James'le Sirius göz göze gelip sırıttılar.

"Sicilimizi nasıl temiz tutabiliriz?" Sirius masanın üzerinden eğilip sorduğunda Bay ve Bayan Potter mutfaktalardı. Remus odasına çekilmişti, masada sadece o, James ve Caradoc vardı.

"Çünkü bilirsin," James göz kırptı, "Okul yıllarımızın pek sıkıcı olmamasına gayret ettik de."

"Eh," Caradoc gülümsedi, "Biz de sütten çıkmış beyaz kaşık değildik."

"Nasıl?" Sirius'un gözleri büyüdü.

"Demek istediğim... O kalede en fazla ne kadar uslu durabilirsin ki?"

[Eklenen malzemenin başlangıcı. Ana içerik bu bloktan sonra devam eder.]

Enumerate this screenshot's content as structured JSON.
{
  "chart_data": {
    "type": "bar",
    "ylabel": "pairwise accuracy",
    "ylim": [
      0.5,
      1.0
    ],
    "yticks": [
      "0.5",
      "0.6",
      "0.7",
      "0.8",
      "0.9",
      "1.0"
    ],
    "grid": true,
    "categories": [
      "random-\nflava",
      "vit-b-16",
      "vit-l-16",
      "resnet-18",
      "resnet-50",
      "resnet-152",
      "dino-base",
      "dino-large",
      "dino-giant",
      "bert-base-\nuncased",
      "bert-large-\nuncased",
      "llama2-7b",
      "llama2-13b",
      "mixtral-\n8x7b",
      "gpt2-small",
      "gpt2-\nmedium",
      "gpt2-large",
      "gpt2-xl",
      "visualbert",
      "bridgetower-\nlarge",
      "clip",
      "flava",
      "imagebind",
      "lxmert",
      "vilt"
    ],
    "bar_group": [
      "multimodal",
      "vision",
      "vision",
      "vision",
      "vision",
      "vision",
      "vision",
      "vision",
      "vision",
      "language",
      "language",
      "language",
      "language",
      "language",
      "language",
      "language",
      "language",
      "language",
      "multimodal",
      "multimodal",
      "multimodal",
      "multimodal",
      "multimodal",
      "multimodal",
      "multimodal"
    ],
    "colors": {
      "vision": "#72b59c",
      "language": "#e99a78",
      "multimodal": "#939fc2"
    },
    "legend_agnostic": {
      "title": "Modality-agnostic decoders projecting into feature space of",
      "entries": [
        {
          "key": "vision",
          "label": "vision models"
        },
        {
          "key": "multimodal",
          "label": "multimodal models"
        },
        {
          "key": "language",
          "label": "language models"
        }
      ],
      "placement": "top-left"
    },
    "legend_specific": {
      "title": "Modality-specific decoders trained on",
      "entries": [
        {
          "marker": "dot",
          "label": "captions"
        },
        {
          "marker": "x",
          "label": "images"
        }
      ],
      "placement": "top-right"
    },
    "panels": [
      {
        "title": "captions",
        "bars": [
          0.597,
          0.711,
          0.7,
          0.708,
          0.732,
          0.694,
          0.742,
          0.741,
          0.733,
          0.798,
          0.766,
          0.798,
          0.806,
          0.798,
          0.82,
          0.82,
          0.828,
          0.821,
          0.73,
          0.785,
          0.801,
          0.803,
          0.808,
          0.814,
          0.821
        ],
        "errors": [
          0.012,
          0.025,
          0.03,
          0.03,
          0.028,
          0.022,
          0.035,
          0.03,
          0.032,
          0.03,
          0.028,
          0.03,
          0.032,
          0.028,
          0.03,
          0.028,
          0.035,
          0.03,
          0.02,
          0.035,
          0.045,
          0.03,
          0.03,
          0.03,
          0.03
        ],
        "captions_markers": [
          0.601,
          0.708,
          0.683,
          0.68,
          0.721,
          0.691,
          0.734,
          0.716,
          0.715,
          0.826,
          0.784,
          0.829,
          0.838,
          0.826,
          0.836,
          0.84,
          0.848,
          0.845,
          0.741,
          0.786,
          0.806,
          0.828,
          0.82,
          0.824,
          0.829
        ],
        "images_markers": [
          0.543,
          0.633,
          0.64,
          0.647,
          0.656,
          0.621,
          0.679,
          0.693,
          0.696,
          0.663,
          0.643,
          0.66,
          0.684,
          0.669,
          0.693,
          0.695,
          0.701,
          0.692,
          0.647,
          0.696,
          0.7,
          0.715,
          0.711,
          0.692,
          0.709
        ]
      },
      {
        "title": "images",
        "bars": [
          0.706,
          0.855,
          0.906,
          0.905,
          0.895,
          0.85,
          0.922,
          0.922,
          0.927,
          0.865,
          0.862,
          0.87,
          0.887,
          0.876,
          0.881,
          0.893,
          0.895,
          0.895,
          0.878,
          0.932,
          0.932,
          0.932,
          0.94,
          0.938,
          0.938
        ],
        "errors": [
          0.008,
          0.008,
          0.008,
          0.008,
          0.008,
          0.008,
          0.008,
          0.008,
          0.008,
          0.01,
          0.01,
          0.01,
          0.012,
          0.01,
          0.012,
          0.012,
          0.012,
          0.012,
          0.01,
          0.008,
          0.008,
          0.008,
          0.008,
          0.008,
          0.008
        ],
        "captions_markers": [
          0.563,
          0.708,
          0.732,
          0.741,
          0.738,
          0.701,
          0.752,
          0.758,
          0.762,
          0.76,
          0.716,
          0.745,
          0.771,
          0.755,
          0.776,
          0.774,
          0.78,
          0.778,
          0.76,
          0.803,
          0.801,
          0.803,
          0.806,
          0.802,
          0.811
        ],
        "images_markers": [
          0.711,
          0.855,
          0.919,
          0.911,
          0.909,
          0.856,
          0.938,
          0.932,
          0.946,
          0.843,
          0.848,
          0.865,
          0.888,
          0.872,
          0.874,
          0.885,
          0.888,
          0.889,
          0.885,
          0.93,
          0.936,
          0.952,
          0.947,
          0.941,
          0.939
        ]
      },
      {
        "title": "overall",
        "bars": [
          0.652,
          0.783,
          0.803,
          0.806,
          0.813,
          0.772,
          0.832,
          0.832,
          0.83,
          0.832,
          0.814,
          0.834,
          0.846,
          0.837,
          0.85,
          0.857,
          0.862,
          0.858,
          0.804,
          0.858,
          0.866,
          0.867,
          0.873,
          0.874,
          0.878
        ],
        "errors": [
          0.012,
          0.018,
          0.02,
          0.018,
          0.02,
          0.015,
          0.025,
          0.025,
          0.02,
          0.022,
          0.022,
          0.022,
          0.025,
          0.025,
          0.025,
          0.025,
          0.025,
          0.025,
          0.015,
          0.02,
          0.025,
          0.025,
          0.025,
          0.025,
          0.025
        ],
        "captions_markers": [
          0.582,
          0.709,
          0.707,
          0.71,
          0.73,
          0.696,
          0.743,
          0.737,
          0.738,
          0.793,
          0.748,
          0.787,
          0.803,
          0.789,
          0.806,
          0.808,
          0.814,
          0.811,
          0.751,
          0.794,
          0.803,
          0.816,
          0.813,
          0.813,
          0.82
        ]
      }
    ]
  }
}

"Jamie!" James annesinin seslenişine göz devirerek yorgun yorgun kalkıp mutfağa yürüdü.

"Peki okuldayken..." Sirius merakla soruya girdi, "Arkadaş grubun var mıydı?"

"Elbette vardı." Dearborn'un bakışları ekmek kırıntısına takılmışken bir hayli uzaklara dalmış gibiydi. "Hiç kardeşe sahip değildim ve onlar yerini çok güzel dolduruyorlardı."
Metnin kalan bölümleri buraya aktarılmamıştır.